The government may offload a maximum of 10% of its stake in the state-run firm. Currently, its holdings in CIL stands at 100%.
“Coal India may appoint a merchant banker soon to advise it on the proposed disinvestment,” a top coal ministry official said.
The coal major had recently held meetings with two such bankers who made their presentations.
The official, however, clarified that it should not be confused with the investment banker, who is to be appointed after the disinvestment process in the company starts.
“The investment banker to oversee the stake sale process will be appointed by the department of disinvestment after the share sale in the company gets Cabinet nod,” he added.
The CIL spokesperson could not be reached for comments.
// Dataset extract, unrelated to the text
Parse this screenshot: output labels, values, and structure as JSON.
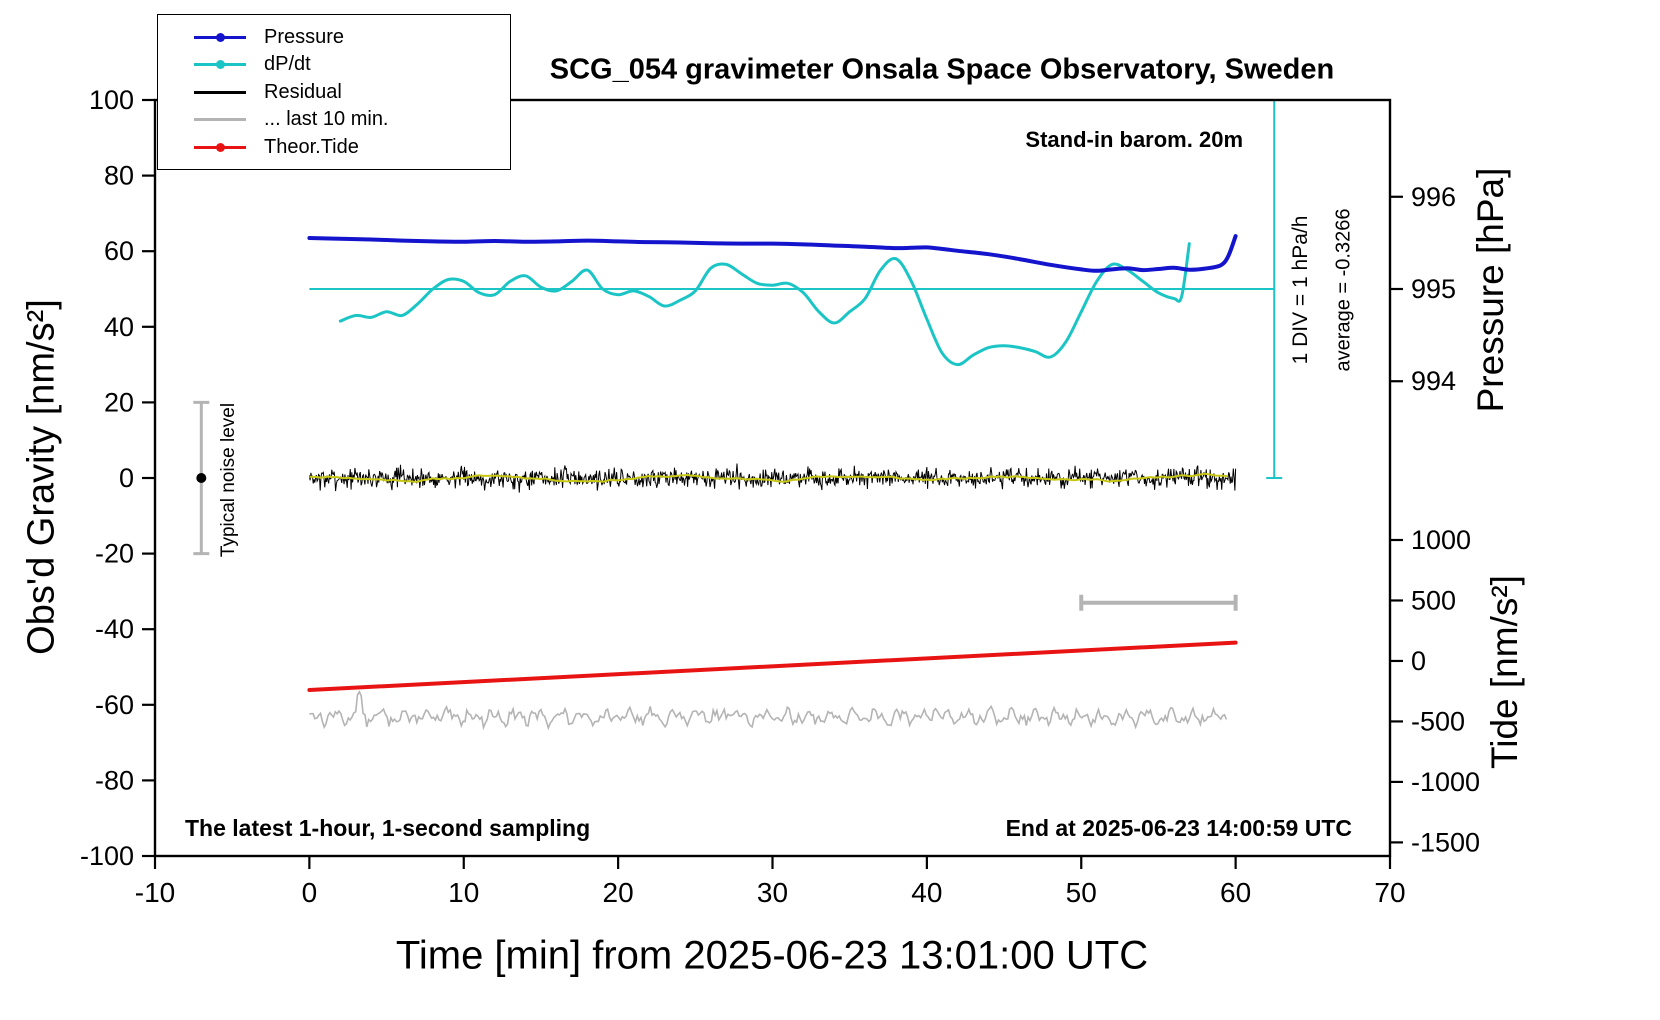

The coal ministry and its PSU Coal India is in talks with the department of disinvestment to “fine tune” the draft on the proposed stake sale.
“We are in discussions with the department of disinvestment for fine tuning the proposal. The last meeting in this regard was held on 16 October,” another coal ministry official said.
Asked if the quantum of proposed disinvestment has been ascertained, the official said, “That will be discussed towards the end. As of now, we are working to comply with certain regulatory formalities which are necessary prior to the disinvestment.”
It is learnt that the department of disinvestment had last month sought clarification from the coal ministry on the proposed disinvestment.
Coal minister Sriprakash Jaiswal had said that the government could offload a maximum of 10% of its stake in CIL. The firm is not going to raise fresh equity.
However, according to a senior coal ministry official, the government may well sell 15% stake in CIL on account of the proposed stock options to employees and compensation to be given to people from whom land is acquired for mining purposes.
In September, the coal ministry had approached the disinvestment department for determining the value of CIL shares ahead of the PSU’s proposed disinvestment and also sought the law ministry’s opinion on certain contents of the plan.
The company was given Navratna status last year and was asked to get listed before September 2011. But, industry observers anticipate listing to happen in an year’s time.
The company has a paid-up equity capital of about Rs6,316 crore. It clocked a pre-tax profit of Rs8,738.46 crore in the last fiscal.